The hours of Main Street Marketplace are Mondays and Thursdays from 10 a.m. to 1 p.m.

The hours for food distribution at the Salisbury Salvation Army are Monday through Thursday from 10 a.m. to noon. People are asked to schedule appointments ahead of time at 704-636-6491.

Rowan Helping Ministries is open to assist those needing help with food insecurity on Monday through Friday from 8:30 a.m. to 3:30 p.m.

Some of those not in need have taken this time to help others. Wiles said that one student at Isenberg Elementary School organized a neighborhood food drive that brought in almost 250 pounds of food.

Oliphant also has been grateful to see people helping others.

“It has been overwhelming the number of people that have donated masks and cleaning supplies,” she said.

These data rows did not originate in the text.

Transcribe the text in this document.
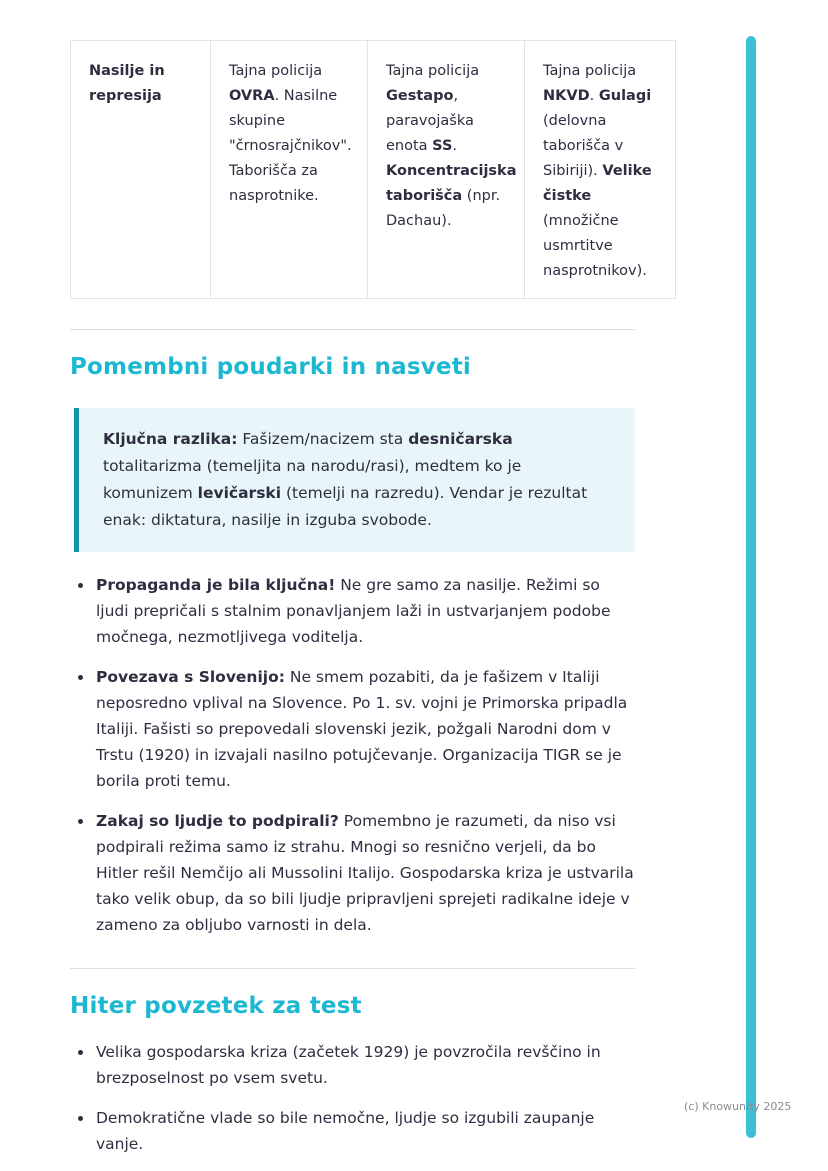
Nasilje in represija	Tajna policija OVRA. Nasilne skupine "črnosrajčnikov". Taborišča za nasprotnike.	Tajna policija Gestapo, paravojaška enota SS. Koncentracijska taborišča (npr. Dachau).	Tajna policija NKVD. Gulagi (delovna taborišča v Sibiriji). Velike čistke (množične usmrtitve nasprotnikov).
Pomembni poudarki in nasveti

Ključna razlika: Fašizem/nacizem sta desničarska totalitarizma (temeljita na narodu/rasi), medtem ko je komunizem levičarski (temelji na razredu). Vendar je rezultat enak: diktatura, nasilje in izguba svobode.

• Propaganda je bila ključna! Ne gre samo za nasilje. Režimi so ljudi prepričali s stalnim ponavljanjem laži in ustvarjanjem podobe močnega, nezmotljivega voditelja.
• Povezava s Slovenijo: Ne smem pozabiti, da je fašizem v Italiji neposredno vplival na Slovence. Po 1. sv. vojni je Primorska pripadla Italiji. Fašisti so prepovedali slovenski jezik, požgali Narodni dom v Trstu (1920) in izvajali nasilno potujčevanje. Organizacija TIGR se je borila proti temu.
• Zakaj so ljudje to podpirali? Pomembno je razumeti, da niso vsi podpirali režima samo iz strahu. Mnogi so resnično verjeli, da bo Hitler rešil Nemčijo ali Mussolini Italijo. Gospodarska kriza je ustvarila tako velik obup, da so bili ljudje pripravljeni sprejeti radikalne ideje v zameno za obljubo varnosti in dela.
Hiter povzetek za test
• Velika gospodarska kriza (začetek 1929) je povzročila revščino in brezposelnost po vsem svetu.
• Demokratične vlade so bile nemočne, ljudje so izgubili zaupanje vanje.
(c) Knowunity 2025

Main Street Marketplace is in need of volunteers to help pack boxes of food and give out food as well as monetary donations or food items, Oliphant said. However, they are asking people over the age of 65 not volunteer. Donations can be made on the website — — or by mail or drop-off.

Donations to the Rowan Salvation Army can be made online at or at 1-800-sal-army. Food, especially dry goods such as mac and cheese, can be donated from 1 p.m. to 3 p.m. Monday through Thursday using the drive through, Dahlin said.

Volunteers can sign up to help Rowan Helping Ministries at their volunteer portal on their website, Food donations and monetary donations are also being accepted, Wiles said. Monetary donations can be made online, and drop-offs for food donations are accepted Monday through Friday from 8:30 a.m. to 3:30 p.m.

“There’s a lot of different avenues for people to volunteer and contribute,” Wiles said.